Parliamentary Under-Secretary of State for Foreign and Commonwealth Affairs
- In office 29 June 2007 – 5 October 2008
- Prime Minister: Gordon Brown
- Preceded by: The Lord Triesman
- Succeeded by: Gillian Merron

Parliamentary Secretary for Women and Equalities
- In office 5 May 2005 – 27 June 2007
- Prime Minister: Tony Blair
- Preceded by: Jacqui Smith
- Succeeded by: Barbara Follett

Member of Parliament for Sheffield Heeley
- In office 7 June 2001 – 30 March 2015
- Preceded by: Bill Michie
- Succeeded by: Louise Haigh

Personal details
- Born: Margaret Patricia Munn 24 August 1959 (age 66) Sheffield, West Riding of Yorkshire, England
- Party: Labour Co-operative
- Spouse: Dennis Bates ​(m. 1989)​
- Education: Rowlinson School
- Alma mater: University of York (BA) University of Nottingham (MA)

= Meg Munn =

British Labour Co-op politician (born 1959)

Margaret Patricia Munn (born 24 August 1959) is a former politician who served as a Labour MP for Sheffield Heeley from 2001 to 2015. After leaving Parliament, she has served in a variety of roles across the public sector, academia and international bodies.

==Before Parliament==
Munn went to Mundella Primary School on Mundella Place in Norton Woodseats, then the comprehensive Rowlinson School on Dyche Lane in Jordanthorpe, Sheffield from 1970 to 1977, (the site became Norton College Campus of Sheffield College, but the old school transferred to Meadowhead School across the road in 1988).

She studied languages at the University of York receiving a BA (Hons) in 1981, later gaining an MA in social work at the University of Nottingham in 1986. Munn later gained a Certificate and Diploma in Management Studies from the Open University and in 2012 became the first MP to be awarded Chartered Manager status by the Chartered Management Institute, subsequently becoming a Fellow of the Institute.

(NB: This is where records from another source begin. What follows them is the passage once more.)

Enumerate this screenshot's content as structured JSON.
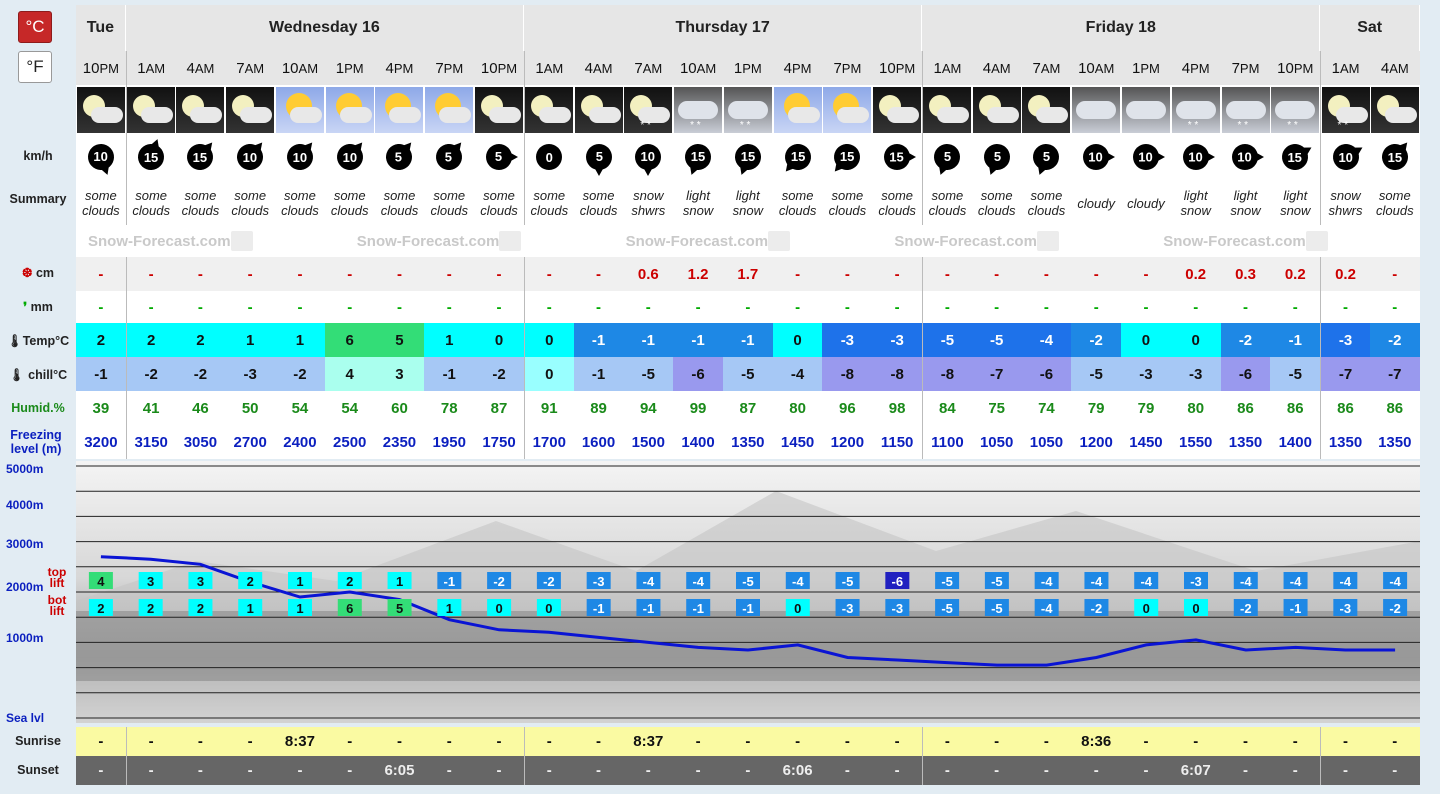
{
  "units": {
    "celsius": "°C",
    "fahrenheit": "°F"
  },
  "labels": {
    "wind": "km/h",
    "summary": "Summary",
    "snow": "cm",
    "rain": "mm",
    "temp": "Temp°C",
    "chill": "chill°C",
    "humid": "Humid.%",
    "freezing": "Freezing level (m)",
    "top_lift": "top lift",
    "bot_lift": "bot lift",
    "sunrise": "Sunrise",
    "sunset": "Sunset",
    "alt_5000": "5000m",
    "alt_4000": "4000m",
    "alt_3000": "3000m",
    "alt_2000": "2000m",
    "alt_1000": "1000m",
    "alt_sea": "Sea lvl"
  },
  "watermark": "Snow-Forecast.com",
  "days": [
    {
      "name": "Tue",
      "span": 1
    },
    {
      "name": "Wednesday 16",
      "span": 8
    },
    {
      "name": "Thursday 17",
      "span": 8
    },
    {
      "name": "Friday 18",
      "span": 8
    },
    {
      "name": "Sat",
      "span": 2
    }
  ],
  "periods": [
    {
      "h": "10",
      "ap": "PM",
      "icon": "moon-cloud-icon",
      "wind": "10",
      "dir": 160,
      "sum": "some clouds",
      "snow": "-",
      "rain": "-",
      "temp": "2",
      "chill": "-1",
      "hum": "39",
      "frz": "3200",
      "rise": "-",
      "set": "-",
      "top": "4",
      "bot": "2"
    },
    {
      "h": "1",
      "ap": "AM",
      "icon": "moon-cloud-icon",
      "wind": "15",
      "dir": 20,
      "sum": "some clouds",
      "snow": "-",
      "rain": "-",
      "temp": "2",
      "chill": "-2",
      "hum": "41",
      "frz": "3150",
      "rise": "-",
      "set": "-",
      "top": "3",
      "bot": "2"
    },
    {
      "h": "4",
      "ap": "AM",
      "icon": "moon-cloud-icon",
      "wind": "15",
      "dir": 40,
      "sum": "some clouds",
      "snow": "-",
      "rain": "-",
      "temp": "2",
      "chill": "-2",
      "hum": "46",
      "frz": "3050",
      "rise": "-",
      "set": "-",
      "top": "3",
      "bot": "2"
    },
    {
      "h": "7",
      "ap": "AM",
      "icon": "moon-cloud-icon",
      "wind": "10",
      "dir": 40,
      "sum": "some clouds",
      "snow": "-",
      "rain": "-",
      "temp": "1",
      "chill": "-3",
      "hum": "50",
      "frz": "2700",
      "rise": "-",
      "set": "-",
      "top": "2",
      "bot": "1"
    },
    {
      "h": "10",
      "ap": "AM",
      "icon": "sun-cloud-icon",
      "wind": "10",
      "dir": 40,
      "sum": "some clouds",
      "snow": "-",
      "rain": "-",
      "temp": "1",
      "chill": "-2",
      "hum": "54",
      "frz": "2400",
      "rise": "8:37",
      "set": "-",
      "top": "1",
      "bot": "1"
    },
    {
      "h": "1",
      "ap": "PM",
      "icon": "sun-cloud-icon",
      "wind": "10",
      "dir": 40,
      "sum": "some clouds",
      "snow": "-",
      "rain": "-",
      "temp": "6",
      "chill": "4",
      "hum": "54",
      "frz": "2500",
      "rise": "-",
      "set": "-",
      "top": "2",
      "bot": "6"
    },
    {
      "h": "4",
      "ap": "PM",
      "icon": "sun-cloud-icon",
      "wind": "5",
      "dir": 40,
      "sum": "some clouds",
      "snow": "-",
      "rain": "-",
      "temp": "5",
      "chill": "3",
      "hum": "60",
      "frz": "2350",
      "rise": "-",
      "set": "6:05",
      "top": "1",
      "bot": "5"
    },
    {
      "h": "7",
      "ap": "PM",
      "icon": "sun-cloud-icon",
      "wind": "5",
      "dir": 40,
      "sum": "some clouds",
      "snow": "-",
      "rain": "-",
      "temp": "1",
      "chill": "-1",
      "hum": "78",
      "frz": "1950",
      "rise": "-",
      "set": "-",
      "top": "-1",
      "bot": "1"
    },
    {
      "h": "10",
      "ap": "PM",
      "icon": "moon-cloud-icon",
      "wind": "5",
      "dir": 90,
      "sum": "some clouds",
      "snow": "-",
      "rain": "-",
      "temp": "0",
      "chill": "-2",
      "hum": "87",
      "frz": "1750",
      "rise": "-",
      "set": "-",
      "top": "-2",
      "bot": "0"
    },
    {
      "h": "1",
      "ap": "AM",
      "icon": "moon-cloud-icon",
      "wind": "0",
      "dir": 0,
      "sum": "some clouds",
      "snow": "-",
      "rain": "-",
      "temp": "0",
      "chill": "0",
      "hum": "91",
      "frz": "1700",
      "rise": "-",
      "set": "-",
      "top": "-2",
      "bot": "0"
    },
    {
      "h": "4",
      "ap": "AM",
      "icon": "moon-cloud-icon",
      "wind": "5",
      "dir": 180,
      "sum": "some clouds",
      "snow": "-",
      "rain": "-",
      "temp": "-1",
      "chill": "-1",
      "hum": "89",
      "frz": "1600",
      "rise": "-",
      "set": "-",
      "top": "-3",
      "bot": "-1"
    },
    {
      "h": "7",
      "ap": "AM",
      "icon": "moon-snow-icon",
      "wind": "10",
      "dir": 180,
      "sum": "snow shwrs",
      "snow": "0.6",
      "rain": "-",
      "temp": "-1",
      "chill": "-5",
      "hum": "94",
      "frz": "1500",
      "rise": "8:37",
      "set": "-",
      "top": "-4",
      "bot": "-1"
    },
    {
      "h": "10",
      "ap": "AM",
      "icon": "snow-cloud-icon",
      "wind": "15",
      "dir": 200,
      "sum": "light snow",
      "snow": "1.2",
      "rain": "-",
      "temp": "-1",
      "chill": "-6",
      "hum": "99",
      "frz": "1400",
      "rise": "-",
      "set": "-",
      "top": "-4",
      "bot": "-1"
    },
    {
      "h": "1",
      "ap": "PM",
      "icon": "snow-cloud-icon",
      "wind": "15",
      "dir": 200,
      "sum": "light snow",
      "snow": "1.7",
      "rain": "-",
      "temp": "-1",
      "chill": "-5",
      "hum": "87",
      "frz": "1350",
      "rise": "-",
      "set": "-",
      "top": "-5",
      "bot": "-1"
    },
    {
      "h": "4",
      "ap": "PM",
      "icon": "sun-cloud-icon",
      "wind": "15",
      "dir": 220,
      "sum": "some clouds",
      "snow": "-",
      "rain": "-",
      "temp": "0",
      "chill": "-4",
      "hum": "80",
      "frz": "1450",
      "rise": "-",
      "set": "6:06",
      "top": "-4",
      "bot": "0"
    },
    {
      "h": "7",
      "ap": "PM",
      "icon": "sun-cloud-icon",
      "wind": "15",
      "dir": 220,
      "sum": "some clouds",
      "snow": "-",
      "rain": "-",
      "temp": "-3",
      "chill": "-8",
      "hum": "96",
      "frz": "1200",
      "rise": "-",
      "set": "-",
      "top": "-5",
      "bot": "-3"
    },
    {
      "h": "10",
      "ap": "PM",
      "icon": "moon-cloud-icon",
      "wind": "15",
      "dir": 90,
      "sum": "some clouds",
      "snow": "-",
      "rain": "-",
      "temp": "-3",
      "chill": "-8",
      "hum": "98",
      "frz": "1150",
      "rise": "-",
      "set": "-",
      "top": "-6",
      "bot": "-3"
    },
    {
      "h": "1",
      "ap": "AM",
      "icon": "moon-cloud-icon",
      "wind": "5",
      "dir": 200,
      "sum": "some clouds",
      "snow": "-",
      "rain": "-",
      "temp": "-5",
      "chill": "-8",
      "hum": "84",
      "frz": "1100",
      "rise": "-",
      "set": "-",
      "top": "-5",
      "bot": "-5"
    },
    {
      "h": "4",
      "ap": "AM",
      "icon": "moon-cloud-icon",
      "wind": "5",
      "dir": 200,
      "sum": "some clouds",
      "snow": "-",
      "rain": "-",
      "temp": "-5",
      "chill": "-7",
      "hum": "75",
      "frz": "1050",
      "rise": "-",
      "set": "-",
      "top": "-5",
      "bot": "-5"
    },
    {
      "h": "7",
      "ap": "AM",
      "icon": "moon-cloud-icon",
      "wind": "5",
      "dir": 200,
      "sum": "some clouds",
      "snow": "-",
      "rain": "-",
      "temp": "-4",
      "chill": "-6",
      "hum": "74",
      "frz": "1050",
      "rise": "-",
      "set": "-",
      "top": "-4",
      "bot": "-4"
    },
    {
      "h": "10",
      "ap": "AM",
      "icon": "cloud-icon",
      "wind": "10",
      "dir": 90,
      "sum": "cloudy",
      "snow": "-",
      "rain": "-",
      "temp": "-2",
      "chill": "-5",
      "hum": "79",
      "frz": "1200",
      "rise": "8:36",
      "set": "-",
      "top": "-4",
      "bot": "-2"
    },
    {
      "h": "1",
      "ap": "PM",
      "icon": "cloud-icon",
      "wind": "10",
      "dir": 90,
      "sum": "cloudy",
      "snow": "-",
      "rain": "-",
      "temp": "0",
      "chill": "-3",
      "hum": "79",
      "frz": "1450",
      "rise": "-",
      "set": "-",
      "top": "-4",
      "bot": "0"
    },
    {
      "h": "4",
      "ap": "PM",
      "icon": "snow-cloud-icon",
      "wind": "10",
      "dir": 90,
      "sum": "light snow",
      "snow": "0.2",
      "rain": "-",
      "temp": "0",
      "chill": "-3",
      "hum": "80",
      "frz": "1550",
      "rise": "-",
      "set": "6:07",
      "top": "-3",
      "bot": "0"
    },
    {
      "h": "7",
      "ap": "PM",
      "icon": "snow-cloud-icon",
      "wind": "10",
      "dir": 90,
      "sum": "light snow",
      "snow": "0.3",
      "rain": "-",
      "temp": "-2",
      "chill": "-6",
      "hum": "86",
      "frz": "1350",
      "rise": "-",
      "set": "-",
      "top": "-4",
      "bot": "-2"
    },
    {
      "h": "10",
      "ap": "PM",
      "icon": "snow-cloud-icon",
      "wind": "15",
      "dir": 60,
      "sum": "light snow",
      "snow": "0.2",
      "rain": "-",
      "temp": "-1",
      "chill": "-5",
      "hum": "86",
      "frz": "1400",
      "rise": "-",
      "set": "-",
      "top": "-4",
      "bot": "-1"
    },
    {
      "h": "1",
      "ap": "AM",
      "icon": "moon-snow-icon",
      "wind": "10",
      "dir": 60,
      "sum": "snow shwrs",
      "snow": "0.2",
      "rain": "-",
      "temp": "-3",
      "chill": "-7",
      "hum": "86",
      "frz": "1350",
      "rise": "-",
      "set": "-",
      "top": "-4",
      "bot": "-3"
    },
    {
      "h": "4",
      "ap": "AM",
      "icon": "moon-cloud-icon",
      "wind": "15",
      "dir": 40,
      "sum": "some clouds",
      "snow": "-",
      "rain": "-",
      "temp": "-2",
      "chill": "-7",
      "hum": "86",
      "frz": "1350",
      "rise": "-",
      "set": "-",
      "top": "-4",
      "bot": "-2"
    }
  ],
  "colors": {
    "line": "#0a14d4",
    "snow_text": "#cc0000",
    "rain_text": "#00aa00",
    "humid_text": "#1a8a1a",
    "freezing_text": "#0b1fbf",
    "sunrise_bg": "#fafaa2",
    "sunset_bg": "#666666"
  }
}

She worked as a social work Assistant for Berkshire County Council from 1981–84; as a social worker for Nottinghamshire County Council from 1986–90, becoming a senior social worker from 1990–92; as a district manager for Barnsley Metropolitan Borough Council Social Services from 1992–96, as a child services manager for Wakefield Metropolitan Borough Council from 1996–99; and assistant director of City of York Council Children's Services from 1999–2000.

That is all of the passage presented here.